The Fatah coalition, which comprises the Badr Organisation, Asa'ib Ahl al-Haq, and Kata'ib Hezbollah among others, saw their seats decrease from 47 in the 2018 elections to about 20 seats following the 10 October parliamentary vote.
But perhaps to be expected, Iran is now strongly suggesting that the United States and its allies were behind the attack. In provocative Sunday statements, Iranian Foreign Ministry Spokesman Said Khatibzadeh has said the assassination attempt served the interests of the US.
"Such incidents are in the interest of those who have violated the stability, security, independence and territorial integrity of Iraq over the past 18 years," the spokesman said in reference to the 2003 US invasion of Iraq and subsequent lengthy occupation.
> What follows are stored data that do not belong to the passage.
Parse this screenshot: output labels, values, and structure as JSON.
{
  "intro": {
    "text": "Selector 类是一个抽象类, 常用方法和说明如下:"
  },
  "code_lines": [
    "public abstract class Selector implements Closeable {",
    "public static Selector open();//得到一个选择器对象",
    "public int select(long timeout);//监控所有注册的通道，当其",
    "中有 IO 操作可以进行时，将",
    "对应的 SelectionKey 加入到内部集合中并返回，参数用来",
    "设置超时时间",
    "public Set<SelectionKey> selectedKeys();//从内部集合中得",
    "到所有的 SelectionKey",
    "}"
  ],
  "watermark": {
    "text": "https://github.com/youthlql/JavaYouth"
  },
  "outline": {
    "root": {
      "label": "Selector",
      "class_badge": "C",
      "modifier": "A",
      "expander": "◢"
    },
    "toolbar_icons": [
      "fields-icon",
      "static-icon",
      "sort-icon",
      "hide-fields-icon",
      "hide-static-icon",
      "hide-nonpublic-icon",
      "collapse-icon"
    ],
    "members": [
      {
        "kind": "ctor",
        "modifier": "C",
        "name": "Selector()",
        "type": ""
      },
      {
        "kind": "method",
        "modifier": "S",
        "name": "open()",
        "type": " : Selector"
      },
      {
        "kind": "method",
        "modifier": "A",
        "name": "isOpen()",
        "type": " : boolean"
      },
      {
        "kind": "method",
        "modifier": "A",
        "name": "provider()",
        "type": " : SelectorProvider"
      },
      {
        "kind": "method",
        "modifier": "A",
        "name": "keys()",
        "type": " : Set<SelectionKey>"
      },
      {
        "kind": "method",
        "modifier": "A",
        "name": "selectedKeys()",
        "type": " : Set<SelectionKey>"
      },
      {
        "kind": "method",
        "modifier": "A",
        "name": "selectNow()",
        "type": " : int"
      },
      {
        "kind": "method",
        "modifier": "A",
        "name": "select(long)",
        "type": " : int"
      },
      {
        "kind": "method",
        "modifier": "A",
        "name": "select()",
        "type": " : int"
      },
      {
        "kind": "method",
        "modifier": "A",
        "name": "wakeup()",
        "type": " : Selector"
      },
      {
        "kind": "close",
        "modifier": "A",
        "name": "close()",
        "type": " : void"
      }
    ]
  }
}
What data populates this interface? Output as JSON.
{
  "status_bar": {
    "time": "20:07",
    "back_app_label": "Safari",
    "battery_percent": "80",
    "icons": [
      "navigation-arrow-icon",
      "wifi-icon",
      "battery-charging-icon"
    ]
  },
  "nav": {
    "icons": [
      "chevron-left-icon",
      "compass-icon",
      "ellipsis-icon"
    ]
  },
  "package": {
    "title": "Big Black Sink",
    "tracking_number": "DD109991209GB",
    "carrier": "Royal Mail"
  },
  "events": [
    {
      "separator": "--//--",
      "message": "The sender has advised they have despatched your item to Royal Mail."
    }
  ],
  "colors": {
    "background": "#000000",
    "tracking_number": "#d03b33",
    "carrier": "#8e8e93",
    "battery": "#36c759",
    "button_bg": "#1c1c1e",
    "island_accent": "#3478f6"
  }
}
"They have sought to achieve their sinister regional goals by creating terrorist groups that seek to stir sedition," Khatibzadeh alleged. He urged the Iraqi public to be "vigilant" against "conspiracies that have targeted Iraq’s security and progress."
Iran has been frequently blamed over the past couple years for almost monthly rocket and drone attacks against bases hosting US troops, as well as attacks on the US Embassy in the Green Zone.
Tehran now seems to be suggesting that the assassination attempt was by design intended to put more international scrutiny and pressure on Iran and Iran-backed groups inside Iraq.